Had a quick email reminder today of the excellent translation research seminar series organised by the Centre for Translation and Intercultural Studies at the University of Manchester. Those of you within reach of Manchester should check these out. The next seminar is given by Lorna Hardwick. It will take place on Monday 15 February at 2 p.m. in room A101, Samuel Alexander Building, at the University of Manchester.
Lorna Hardwick
Writing in English: how Classics and Translation Studies can learn from each other
This paper explores how translation can go beyond communication between ancient Greek and Latin and modern language contexts and can play a central role in creating new literary texts. It identifies some contemporary Anglophone literary contexts in which classical texts and translations have met and examines the implications for all three spheres. I will discuss the expectations brought to this activity by writers, translators and different kinds of readers and will consider how translation, rewording, rewriting and creativity overlap and diverge. I plan to use examples drawn from recent poetry and drama in English. Some of these have the primary aim of providing translations of Greek or Latin texts while others include excerpts from the ancient authors embedded in new work. The discussion will investigate how these relate to the literary, classical and translation traditions in which they are situated and will pose some questions about the extent to which these traditions are subverted and reshaped. Translation is one of the literary practices that interact to create cultural spaces.

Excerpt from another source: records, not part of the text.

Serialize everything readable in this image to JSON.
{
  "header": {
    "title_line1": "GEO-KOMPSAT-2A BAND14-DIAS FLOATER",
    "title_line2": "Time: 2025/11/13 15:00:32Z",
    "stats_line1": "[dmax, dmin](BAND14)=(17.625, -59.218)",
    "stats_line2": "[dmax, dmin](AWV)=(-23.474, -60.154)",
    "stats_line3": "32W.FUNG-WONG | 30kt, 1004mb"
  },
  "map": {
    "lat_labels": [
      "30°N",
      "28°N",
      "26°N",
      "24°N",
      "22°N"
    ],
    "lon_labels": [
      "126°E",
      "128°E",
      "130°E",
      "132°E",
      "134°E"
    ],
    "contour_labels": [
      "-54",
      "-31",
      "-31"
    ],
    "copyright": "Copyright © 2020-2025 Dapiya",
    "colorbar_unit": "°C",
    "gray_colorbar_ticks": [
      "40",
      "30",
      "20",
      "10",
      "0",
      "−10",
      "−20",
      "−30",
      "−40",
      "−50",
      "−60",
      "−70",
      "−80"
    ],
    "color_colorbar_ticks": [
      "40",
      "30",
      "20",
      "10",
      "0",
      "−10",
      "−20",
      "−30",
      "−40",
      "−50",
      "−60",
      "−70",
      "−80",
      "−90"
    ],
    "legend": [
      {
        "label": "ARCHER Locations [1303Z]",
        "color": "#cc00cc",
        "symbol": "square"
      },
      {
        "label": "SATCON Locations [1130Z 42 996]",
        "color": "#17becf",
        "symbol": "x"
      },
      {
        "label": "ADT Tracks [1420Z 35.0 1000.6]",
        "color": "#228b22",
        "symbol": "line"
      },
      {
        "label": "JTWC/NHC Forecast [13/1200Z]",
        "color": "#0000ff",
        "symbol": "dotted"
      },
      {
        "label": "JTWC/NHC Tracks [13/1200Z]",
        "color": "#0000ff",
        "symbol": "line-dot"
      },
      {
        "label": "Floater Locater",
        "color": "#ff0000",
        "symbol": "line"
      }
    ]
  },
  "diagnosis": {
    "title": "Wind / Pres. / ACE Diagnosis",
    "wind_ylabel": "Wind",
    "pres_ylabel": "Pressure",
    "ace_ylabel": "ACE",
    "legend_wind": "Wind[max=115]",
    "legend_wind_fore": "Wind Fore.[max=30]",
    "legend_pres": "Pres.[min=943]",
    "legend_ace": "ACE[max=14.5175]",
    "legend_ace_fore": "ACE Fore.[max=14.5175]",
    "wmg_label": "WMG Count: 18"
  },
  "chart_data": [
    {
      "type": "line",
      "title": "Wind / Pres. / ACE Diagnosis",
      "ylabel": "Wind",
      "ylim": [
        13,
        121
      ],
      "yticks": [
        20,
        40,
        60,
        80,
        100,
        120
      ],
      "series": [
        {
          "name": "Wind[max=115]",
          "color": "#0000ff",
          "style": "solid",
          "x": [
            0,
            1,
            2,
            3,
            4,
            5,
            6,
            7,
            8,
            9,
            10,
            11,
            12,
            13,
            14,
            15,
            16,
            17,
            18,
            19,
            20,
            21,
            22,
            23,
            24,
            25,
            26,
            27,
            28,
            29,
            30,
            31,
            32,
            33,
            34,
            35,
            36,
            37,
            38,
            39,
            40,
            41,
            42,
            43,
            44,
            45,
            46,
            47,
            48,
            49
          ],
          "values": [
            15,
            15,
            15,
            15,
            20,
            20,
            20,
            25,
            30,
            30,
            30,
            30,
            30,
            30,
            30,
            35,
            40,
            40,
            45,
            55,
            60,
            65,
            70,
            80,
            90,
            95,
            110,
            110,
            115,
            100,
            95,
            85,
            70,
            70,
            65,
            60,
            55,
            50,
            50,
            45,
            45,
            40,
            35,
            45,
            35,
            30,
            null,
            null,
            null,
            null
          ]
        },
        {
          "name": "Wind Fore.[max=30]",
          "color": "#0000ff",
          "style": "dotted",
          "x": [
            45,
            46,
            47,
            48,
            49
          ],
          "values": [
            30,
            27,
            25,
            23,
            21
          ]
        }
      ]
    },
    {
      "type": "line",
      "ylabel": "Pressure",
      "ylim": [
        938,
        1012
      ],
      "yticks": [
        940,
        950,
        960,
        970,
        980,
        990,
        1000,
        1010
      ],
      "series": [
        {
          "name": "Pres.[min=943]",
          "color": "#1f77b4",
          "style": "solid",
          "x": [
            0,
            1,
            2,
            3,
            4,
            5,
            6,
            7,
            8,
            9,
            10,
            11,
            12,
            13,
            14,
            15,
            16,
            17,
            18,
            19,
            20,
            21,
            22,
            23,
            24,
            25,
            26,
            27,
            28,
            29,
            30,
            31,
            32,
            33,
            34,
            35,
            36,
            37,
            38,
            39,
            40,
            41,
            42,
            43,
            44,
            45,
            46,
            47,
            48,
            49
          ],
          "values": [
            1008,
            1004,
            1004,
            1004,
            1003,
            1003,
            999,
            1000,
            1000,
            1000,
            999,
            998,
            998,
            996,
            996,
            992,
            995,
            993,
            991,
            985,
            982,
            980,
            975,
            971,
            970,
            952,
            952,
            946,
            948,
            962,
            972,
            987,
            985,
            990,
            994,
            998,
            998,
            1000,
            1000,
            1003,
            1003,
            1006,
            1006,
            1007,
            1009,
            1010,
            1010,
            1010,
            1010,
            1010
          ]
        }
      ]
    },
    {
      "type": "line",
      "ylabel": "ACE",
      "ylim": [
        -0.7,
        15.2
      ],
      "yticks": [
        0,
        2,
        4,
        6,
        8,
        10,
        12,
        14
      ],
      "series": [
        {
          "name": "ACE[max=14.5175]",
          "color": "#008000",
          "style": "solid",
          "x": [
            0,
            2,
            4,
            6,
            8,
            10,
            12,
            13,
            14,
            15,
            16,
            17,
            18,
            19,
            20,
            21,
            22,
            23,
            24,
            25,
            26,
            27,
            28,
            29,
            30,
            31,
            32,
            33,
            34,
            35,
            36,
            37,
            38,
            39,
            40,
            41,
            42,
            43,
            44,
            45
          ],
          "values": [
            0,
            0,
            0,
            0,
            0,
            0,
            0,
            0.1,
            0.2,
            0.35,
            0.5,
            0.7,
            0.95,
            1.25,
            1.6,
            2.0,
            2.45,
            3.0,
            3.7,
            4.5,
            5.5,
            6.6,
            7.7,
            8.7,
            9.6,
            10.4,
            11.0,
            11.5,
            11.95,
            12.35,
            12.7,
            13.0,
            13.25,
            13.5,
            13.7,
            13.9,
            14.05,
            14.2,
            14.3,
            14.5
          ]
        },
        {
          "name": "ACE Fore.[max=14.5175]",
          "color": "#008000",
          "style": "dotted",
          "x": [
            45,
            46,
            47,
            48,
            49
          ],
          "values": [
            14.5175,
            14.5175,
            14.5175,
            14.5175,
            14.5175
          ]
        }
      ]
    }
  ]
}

The result is to question settled assumptions about artistic and cultural identities and to allow new ones to develop. The examples also raise questions about how and why some conventional assumptions in translation theory can be revised.

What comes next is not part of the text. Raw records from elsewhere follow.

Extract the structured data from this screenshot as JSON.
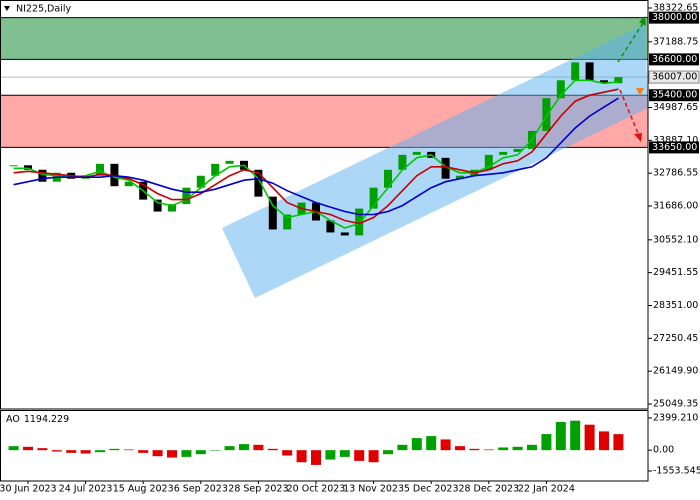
{
  "chart_data": {
    "type": "candlestick",
    "title": "NI225,Daily",
    "categories": [
      null,
      "30 Jun 2023",
      null,
      null,
      null,
      "24 Jul 2023",
      null,
      null,
      null,
      "15 Aug 2023",
      null,
      null,
      null,
      "6 Sep 2023",
      null,
      null,
      null,
      "28 Sep 2023",
      null,
      null,
      null,
      "20 Oct 2023",
      null,
      null,
      null,
      "13 Nov 2023",
      null,
      null,
      null,
      "5 Dec 2023",
      null,
      null,
      null,
      "28 Dec 2023",
      null,
      null,
      null,
      "22 Jan 2024",
      null,
      null,
      null,
      null,
      null
    ],
    "close": [
      33050,
      32900,
      32500,
      32800,
      32600,
      32700,
      33100,
      32350,
      32500,
      31900,
      31500,
      31750,
      32300,
      32700,
      33100,
      33200,
      32900,
      32000,
      30900,
      31400,
      31800,
      31200,
      30800,
      30700,
      31600,
      32300,
      32900,
      33400,
      33500,
      33300,
      32600,
      32700,
      32900,
      33400,
      33500,
      33600,
      34200,
      35300,
      35900,
      36500,
      35900,
      35800,
      36007
    ],
    "up_color": "#00a000",
    "down_color": "#000000",
    "series": [
      {
        "color": "#00c800",
        "values": [
          32950,
          32950,
          32750,
          32700,
          32650,
          32700,
          32850,
          32650,
          32550,
          32200,
          31800,
          31700,
          31900,
          32300,
          32700,
          33000,
          33050,
          32600,
          31700,
          31300,
          31400,
          31500,
          31200,
          30950,
          31100,
          31700,
          32300,
          32900,
          33300,
          33400,
          33000,
          32800,
          32800,
          33000,
          33300,
          33400,
          33900,
          34700,
          35400,
          35900,
          35900,
          35800,
          35850
        ]
      },
      {
        "color": "#c80000",
        "values": [
          32800,
          32850,
          32800,
          32750,
          32700,
          32650,
          32750,
          32700,
          32600,
          32400,
          32100,
          31900,
          31900,
          32100,
          32400,
          32700,
          32900,
          32800,
          32300,
          31800,
          31600,
          31500,
          31400,
          31200,
          31100,
          31300,
          31700,
          32200,
          32700,
          33000,
          33000,
          32900,
          32800,
          32900,
          33100,
          33200,
          33500,
          34100,
          34700,
          35200,
          35400,
          35500,
          35600
        ]
      },
      {
        "color": "#0000c8",
        "values": [
          32400,
          32500,
          32600,
          32650,
          32650,
          32650,
          32650,
          32700,
          32650,
          32550,
          32400,
          32250,
          32150,
          32150,
          32250,
          32400,
          32550,
          32600,
          32450,
          32200,
          32000,
          31800,
          31650,
          31500,
          31400,
          31400,
          31500,
          31700,
          32000,
          32300,
          32500,
          32600,
          32700,
          32750,
          32800,
          32900,
          33000,
          33300,
          33800,
          34300,
          34700,
          35000,
          35300
        ]
      }
    ],
    "ylim": [
      25049.35,
      38322.65
    ],
    "yticks": [
      38322.65,
      37188.75,
      34987.65,
      {
        "value": 33887.1,
        "label": "33887.10"
      },
      32786.55,
      {
        "value": 31686,
        "label": "31686.00"
      },
      {
        "value": 30552.1,
        "label": "30552.10"
      },
      29451.55,
      {
        "value": 28351,
        "label": "28351.00"
      },
      27250.45,
      {
        "value": 26149.9,
        "label": "26149.90"
      },
      25049.35
    ],
    "zones": [
      {
        "top": {
          "value": 38000,
          "label": "38000.00"
        },
        "bottom": {
          "value": 36600,
          "label": "36600.00"
        },
        "color": "#80c090"
      },
      {
        "top": {
          "value": 35400,
          "label": "35400.00"
        },
        "bottom": {
          "value": 33650,
          "label": "33650.00"
        },
        "color": "#ffa8a8"
      }
    ],
    "price": {
      "value": 36007,
      "label": "36007.00"
    },
    "ao": {
      "name": "AO",
      "current": 1194.229,
      "values": [
        300,
        250,
        150,
        -100,
        -200,
        -250,
        -150,
        100,
        50,
        -200,
        -450,
        -550,
        -500,
        -300,
        0,
        300,
        450,
        400,
        100,
        -400,
        -900,
        -1100,
        -700,
        -500,
        -800,
        -900,
        -300,
        400,
        900,
        1050,
        800,
        300,
        100,
        50,
        200,
        250,
        400,
        1200,
        2100,
        2200,
        1900,
        1400,
        1194.229
      ],
      "ylim": [
        -1553.545,
        2399.21
      ],
      "yticks": [
        {
          "value": 2399.21,
          "label": "2399.210"
        },
        {
          "value": 0,
          "label": "0.00"
        },
        -1553.545
      ],
      "up_color": "#00a000",
      "down_color": "#e00000"
    }
  }
}
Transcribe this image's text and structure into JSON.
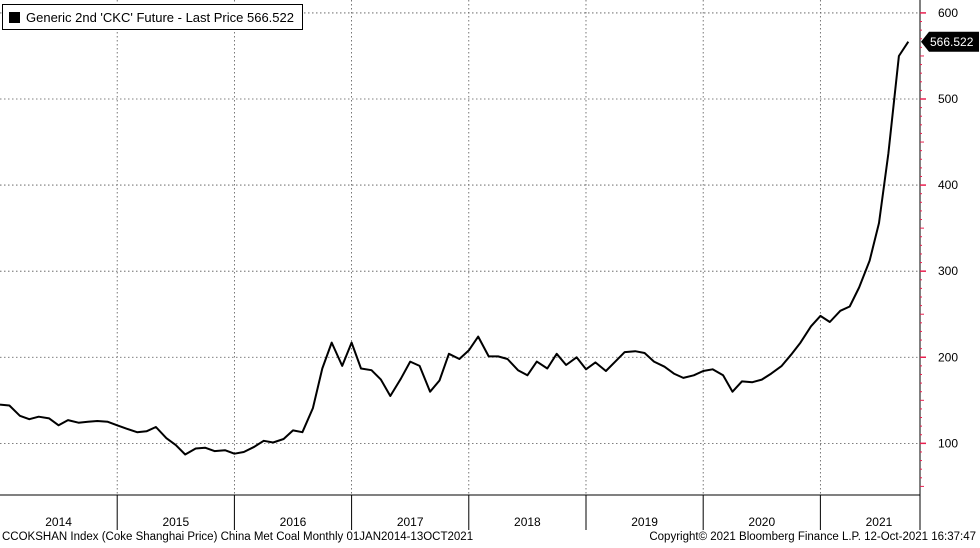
{
  "legend": {
    "label": "Generic 2nd 'CKC' Future - Last Price 566.522"
  },
  "last_price_label": "566.522",
  "footer": {
    "left": "CCOKSHAN Index (Coke Shanghai Price) China Met Coal  Monthly 01JAN2014-13OCT2021",
    "right": "Copyright© 2021 Bloomberg Finance L.P.     12-Oct-2021 16:37:47"
  },
  "colors": {
    "line": "#000000",
    "grid": "#555555",
    "axis_ticks": "#e8204f",
    "background": "#ffffff"
  },
  "chart_data": {
    "type": "line",
    "title": "",
    "xlabel": "",
    "ylabel": "",
    "x_axis_labels": [
      "2014",
      "2015",
      "2016",
      "2017",
      "2018",
      "2019",
      "2020",
      "2021"
    ],
    "y_ticks": [
      100,
      200,
      300,
      400,
      500,
      600
    ],
    "ylim": [
      40,
      615
    ],
    "xlim": [
      2014.0,
      2021.85
    ],
    "grid": true,
    "legend_placement": "top-left",
    "series": [
      {
        "name": "Generic 2nd 'CKC' Future - Last Price",
        "last_value": 566.522,
        "points": [
          [
            2014.0,
            145
          ],
          [
            2014.08,
            144
          ],
          [
            2014.17,
            132
          ],
          [
            2014.25,
            128
          ],
          [
            2014.33,
            131
          ],
          [
            2014.42,
            129
          ],
          [
            2014.5,
            121
          ],
          [
            2014.58,
            127
          ],
          [
            2014.67,
            124
          ],
          [
            2014.75,
            125
          ],
          [
            2014.83,
            126
          ],
          [
            2014.92,
            125
          ],
          [
            2015.0,
            121
          ],
          [
            2015.08,
            117
          ],
          [
            2015.17,
            113
          ],
          [
            2015.25,
            114
          ],
          [
            2015.33,
            119
          ],
          [
            2015.42,
            106
          ],
          [
            2015.5,
            98
          ],
          [
            2015.58,
            87
          ],
          [
            2015.67,
            94
          ],
          [
            2015.75,
            95
          ],
          [
            2015.83,
            91
          ],
          [
            2015.92,
            92
          ],
          [
            2016.0,
            88
          ],
          [
            2016.08,
            90
          ],
          [
            2016.17,
            96
          ],
          [
            2016.25,
            103
          ],
          [
            2016.33,
            101
          ],
          [
            2016.42,
            105
          ],
          [
            2016.5,
            115
          ],
          [
            2016.58,
            113
          ],
          [
            2016.67,
            141
          ],
          [
            2016.75,
            187
          ],
          [
            2016.83,
            217
          ],
          [
            2016.92,
            190
          ],
          [
            2017.0,
            217
          ],
          [
            2017.08,
            187
          ],
          [
            2017.17,
            185
          ],
          [
            2017.25,
            174
          ],
          [
            2017.33,
            155
          ],
          [
            2017.42,
            175
          ],
          [
            2017.5,
            195
          ],
          [
            2017.58,
            190
          ],
          [
            2017.67,
            160
          ],
          [
            2017.75,
            173
          ],
          [
            2017.83,
            204
          ],
          [
            2017.92,
            198
          ],
          [
            2018.0,
            208
          ],
          [
            2018.08,
            224
          ],
          [
            2018.17,
            201
          ],
          [
            2018.25,
            201
          ],
          [
            2018.33,
            198
          ],
          [
            2018.42,
            185
          ],
          [
            2018.5,
            179
          ],
          [
            2018.58,
            195
          ],
          [
            2018.67,
            187
          ],
          [
            2018.75,
            204
          ],
          [
            2018.83,
            191
          ],
          [
            2018.92,
            200
          ],
          [
            2019.0,
            186
          ],
          [
            2019.08,
            194
          ],
          [
            2019.17,
            184
          ],
          [
            2019.25,
            195
          ],
          [
            2019.33,
            206
          ],
          [
            2019.42,
            207
          ],
          [
            2019.5,
            205
          ],
          [
            2019.58,
            195
          ],
          [
            2019.67,
            189
          ],
          [
            2019.75,
            181
          ],
          [
            2019.83,
            176
          ],
          [
            2019.92,
            179
          ],
          [
            2020.0,
            184
          ],
          [
            2020.08,
            186
          ],
          [
            2020.17,
            179
          ],
          [
            2020.25,
            160
          ],
          [
            2020.33,
            172
          ],
          [
            2020.42,
            171
          ],
          [
            2020.5,
            174
          ],
          [
            2020.58,
            181
          ],
          [
            2020.67,
            190
          ],
          [
            2020.75,
            203
          ],
          [
            2020.83,
            217
          ],
          [
            2020.92,
            236
          ],
          [
            2021.0,
            248
          ],
          [
            2021.08,
            241
          ],
          [
            2021.17,
            254
          ],
          [
            2021.25,
            259
          ],
          [
            2021.33,
            281
          ],
          [
            2021.42,
            312
          ],
          [
            2021.5,
            356
          ],
          [
            2021.58,
            437
          ],
          [
            2021.67,
            550
          ],
          [
            2021.75,
            566.522
          ]
        ]
      }
    ]
  }
}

Ancient writers referred to include: Homer, Sophocles, Euripides, Vergil, Ovid.
Modern writers include: Seamus Heaney (with translator Richard Jebb), David Greig (with translator Ian Ruffell), Christopher Logue, Michael Longley, Frank McGuinness (with translator Fionnuala Murphy), Timberlake Wertenbaker (with academic advisor Margaret Williamson).
Lorna Hardwick teaches at the Open University, where she is Professor of Classical Studies and Director of the Reception of Classical Texts Research Project. Her publications include Translating Words, Translating Cultures (2000), Reception Studies (2003) and the edited collections Classics in Post-Colonial Worlds (2007, with Carol Gillespie) and Companion to Classical Receptions (2008, with Christopher Stray). She is editor of the new Classical Receptions Journal.